Par décret n° 2020-293 du 23 mars 2020, ont été élevés au rang d'exceptions admises à l'interdiction des déplacements, ceux entrepris "4° ... pour motif familial impérieux, pour l'assistance des personnes vulnérables et pour la garde d'enfants".
L'expression "garde d'enfants" est claire (même si elle ne correspond pas au terme normalement usité par la loi, qui est la "résidence" de l'enfant, mais on ne va pas finasser) : elle vise évidemment le "passage de bras" pour l'alternance ou les fins de semaine.
Celle de "motifs familiaux impérieux" vise, selon les indications complémentaires données (hors décret, afin de laisser à celui-ci la souplesse de termes évolutifs) par le gouvernement, des hypothèses telles que "blessure d’un proche, accompagnement d’une personne vulnérable ou non autonome, décès d’un membre de la famille proche".
Il faut néanmoins être accompagné de son attestation cochant la case 4, et d'un justificatif, consistant soit en un jugement, soit en un accord écrit. Précisons que le II de l'article 3 du décret ne précise pas la nature exacte du "document... permettant de justifier que le déplacement considéré entre dans le champ de l'une de ces exceptions", mais que c'est ici un conseil de ne pas se limiter à une attestation auto remplie pour ce cas de figure.

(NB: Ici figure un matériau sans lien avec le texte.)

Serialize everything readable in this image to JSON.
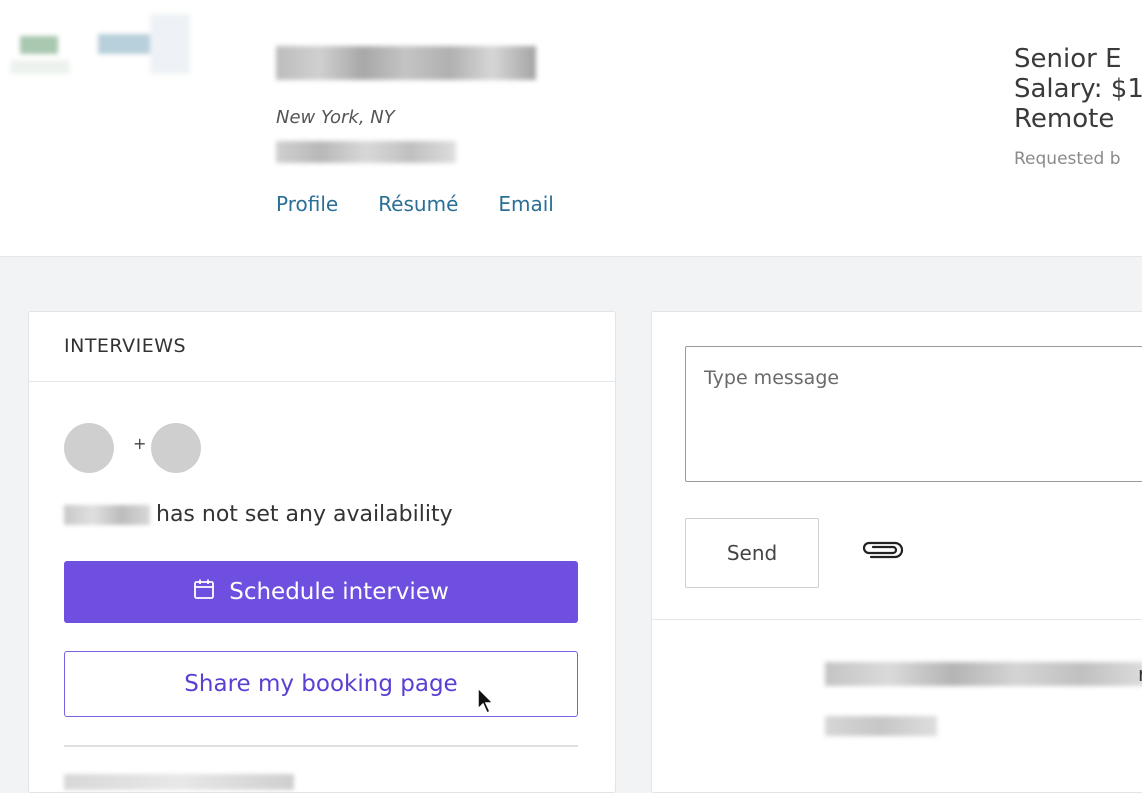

Que se passe-t-il si vous n'avez ni l'un, ni l'autre de ces justificatifs, parce que vous n'en avez jamais eu le besoin (si tout se passe bien entre les parents séparés, ce qui heureusement concerne pas mal de monde) ? Inutile de dire qu'en cette période d'activité judiciaire réduite au minimum , vous n'aurez sans doute pas votre jugement en temps voulu. Aussi est-ce plus que jamais l'heure de passer des accords, entre vous si c'est simple (attention quand même à la fausse simplicité piégeuse, ou aux formules qui laisseraient installer une habitude sur laquelle il serait difficile de revenir ensuite), avec un avocat (ils ont beaucoup de temps libre en ce moment...) si ça l'est moins.
Une fois posés ces principes, on ne peut passer sous silence des situations délicates qui se poseront inévitablement, et inciteront un parent, ou les deux, à suspendre le rythme normal des droits de visite et d'hébergement.
Et évidemment, les clients veulent savoir ce que décidera le juge, et évidemment, comme d'habitude, désolé pour l'absence de simplicité, mais ce sera du cas par cas, car la justice, ce n'est pas un formulaire administratif avec des cases, des feux rouges ou des feux verts, du blanc ou du noir (enfin vous avez compris l'idée).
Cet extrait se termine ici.